Patrick Duquette
Malgré les ravages mortels causés par la COVID-19, des militants anti-vaccin n’ont pas changé d’opinion.
Malgré les ravages mortels causés par la COVID-19, des militants anti-vaccin n’ont pas changé d’opinion.

Le monde d’après

CHRONIQUE / Qu’est-ce qui va changer après ?

Quand la question a été posée dans la salle de rédaction du Droit (comprendre notre réunion virtuelle du matin), j’ai tout de suite pensé au mouvement anti-vaccin.

Ceux-là, me suis-je dit, ils vont changer de camp. Ils vont prier, comme tout le monde, pour qu’on fabrique au plus vite un vaccin contre la COVID-19.

Comment pourrait-il en être autrement ?

Des milliards de personnes vivent en confinement. L’économie mondiale est paralysée. Sans compter les morts qui s’empilent dans nos CHSLD. Le personnel est débordé, épuisé, malade. Certains crient au « génocide gériatrique ».

Sans vaccin, l’humanité est à la merci du premier virus mortel venu. Tout le monde devrait comprendre ça, non ?

Au début de la crise, un petit comique a créé un compte Twitter au nom de la COVID-19.

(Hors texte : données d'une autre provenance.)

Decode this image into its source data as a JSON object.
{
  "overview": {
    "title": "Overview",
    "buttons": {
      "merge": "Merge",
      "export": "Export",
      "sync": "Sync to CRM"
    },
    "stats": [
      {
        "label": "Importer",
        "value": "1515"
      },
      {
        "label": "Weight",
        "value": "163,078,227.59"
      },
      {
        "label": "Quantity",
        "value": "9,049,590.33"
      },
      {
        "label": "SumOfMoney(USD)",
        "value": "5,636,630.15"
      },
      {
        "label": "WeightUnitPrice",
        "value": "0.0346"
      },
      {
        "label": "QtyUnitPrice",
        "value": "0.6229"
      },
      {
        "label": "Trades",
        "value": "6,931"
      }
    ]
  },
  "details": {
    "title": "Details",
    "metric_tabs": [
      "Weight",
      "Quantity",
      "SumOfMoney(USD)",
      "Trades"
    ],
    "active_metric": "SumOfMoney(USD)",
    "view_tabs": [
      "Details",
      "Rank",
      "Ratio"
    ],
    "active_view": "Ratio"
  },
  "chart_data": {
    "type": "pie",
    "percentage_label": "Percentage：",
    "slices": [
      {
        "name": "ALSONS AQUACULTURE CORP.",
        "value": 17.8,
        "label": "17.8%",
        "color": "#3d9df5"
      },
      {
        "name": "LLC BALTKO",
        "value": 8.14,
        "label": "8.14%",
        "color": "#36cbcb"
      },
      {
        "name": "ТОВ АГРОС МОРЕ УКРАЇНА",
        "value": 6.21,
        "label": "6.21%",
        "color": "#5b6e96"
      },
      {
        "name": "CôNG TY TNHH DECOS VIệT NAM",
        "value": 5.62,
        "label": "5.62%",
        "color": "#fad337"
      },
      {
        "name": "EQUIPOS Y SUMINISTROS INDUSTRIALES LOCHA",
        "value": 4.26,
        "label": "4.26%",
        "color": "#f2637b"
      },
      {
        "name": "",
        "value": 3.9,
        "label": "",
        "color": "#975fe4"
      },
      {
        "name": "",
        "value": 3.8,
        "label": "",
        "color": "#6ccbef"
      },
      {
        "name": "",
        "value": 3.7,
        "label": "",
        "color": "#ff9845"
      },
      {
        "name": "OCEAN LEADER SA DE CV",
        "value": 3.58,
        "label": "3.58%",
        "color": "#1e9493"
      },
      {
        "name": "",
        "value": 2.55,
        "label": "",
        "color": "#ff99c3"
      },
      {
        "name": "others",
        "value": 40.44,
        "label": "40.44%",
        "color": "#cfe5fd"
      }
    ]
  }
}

« Le SIDA, à côté de moi, c’est du jus d’ananas, rigolait le virus. La varicelle m’a appelé pour me féliciter. La rougeole veut avoir le numéro de mon organisateur communautaire. Où sont les anti-vaccins ? Je vais leur payer une petite visite. »

Où sont les anti-vaccins ?

Apparemment, au même point qu’avant.

Je lisais cette semaine les propos d’une actrice québécoise connue.

« On ne me vaccinera pas, c’est-tu assez clair, on ne me vaccinera pas ! », répétait-elle, invoquant son droit inaliénable de décider de ce qu’on peut lui inoculer ou pas. « My body, my choice », ajoutait-elle, comparant les enjeux de la vaccination à ceux de l’avortement.

Je n’essaierai même pas de lui faire comprendre que la vaccination est d’abord un geste de solidarité. Le contraire du moi, me, je. Un petit sacrifice personnel consenti dans l’intérêt du plus grand nombre.

C’est peine perdue.

Dans l’univers de cette actrice, les médias font partie d’un complot mondial impliquant les gouvernements, les scientifiques et les richissimes hommes d’affaires.

Qu’est-ce qui va changer après ?

Peut-être pas grand-chose, finalement.

***

C’est un point commun à toutes les crises.

On se lance dans de grands questionnements existentiels. On prend des résolutions. On se promet une vie meilleure, plus solidaire, plus sereine, plus près des valeurs essentielles. Loin de l’hyperconsommation et de notre train de vie étourdissant.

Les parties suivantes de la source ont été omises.